What the sun is to the natural, that Christianity is to the moral world — its universal benefactor. Christianity regulates the intercourse between man and man. It forbids hatred, malice, and revenge. It allows no one to take advantage of his height of station to oppress or domineer over his humbler brethren. But it also condescends to undertake the cause of the brute tribe against the cruelty of man, both high and low, rich and poor. The tendency of the laws God has enacted for their treatment forbids occasioning unnecessary pain to the most obnoxious or destructive of them; while towards the positively useful we live under actual obligations. We are not merely forbidden to do these harm; to do them good is a cheap return for the services they perform in our behalf. To treat humanely animals in our possession constitutes a part of true religion, and will be viewed by God accordingly. The words of the text imply that he who "regardeth not the life of his beast" forfeits all pretensions to the character of a righteous man. By this single breach of morality he betrays a degree of guilt for which the most unexceptionable conduct to those of the same flesh and blood can make no amends. The common sources of cruelty.

1. Inattention. This must not be confounded in point of guilt with the diabolical spirit of cool, intended cruelty, but the pain it occasions may be equally severe. Children are in peculiar danger of sinning under this head.

2. Prejudice. In many families children are taught to treat the greater part of reptiles and insects as if they were highly dangerous or injurious, and of course to be destroyed, or at least to be avoided with horror. The young implicitly believe the unfair reports, and act accordingly. Once give a child the liberty of inflicting death on certain species of inferior beings, and you will soon find he indiscriminately wages war on all; what has been a habit will ere long become a pleasure. If parents would preserve their children free from the stain of cruelty, let them beware how they make them the executioners of their vengeance on even the most noxious or unsightly creatures, the crushers of ants and spiders, or the tramplers on the caterpillar or the earth-worm.

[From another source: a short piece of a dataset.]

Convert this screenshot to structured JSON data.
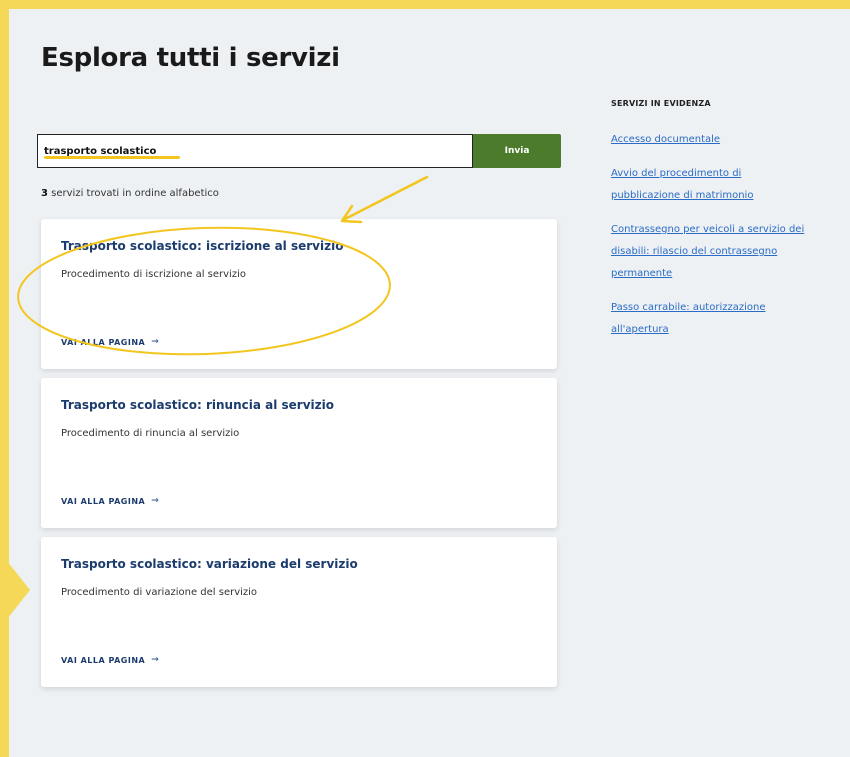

3. Selfishness. A selfish man may plead that he means no harm to the creatures he is maltreating; but to get his pleasure, he cares not what sufferings he occasions them. Refined methods of barbarity are keeping certain creatures so as to render them choicer food; the wagers laid at races, etc. There are those who, however considerate they may be towards their own property, care little how they treat the property of others when lent or hired out. Such incur not only the charge of cruelty; they are also chargeable with ingratitude or deceit; and under these circumstances their sin becomes "exceeding sinful."

(H. A. Herbert, B. A.)



Parallel Verses
KJV: A righteous man regardeth the life of his beast: but the tender mercies of the wicked are cruel.

WEB: A righteous man respects the life of his animal, but the tender mercies of the wicked are cruel.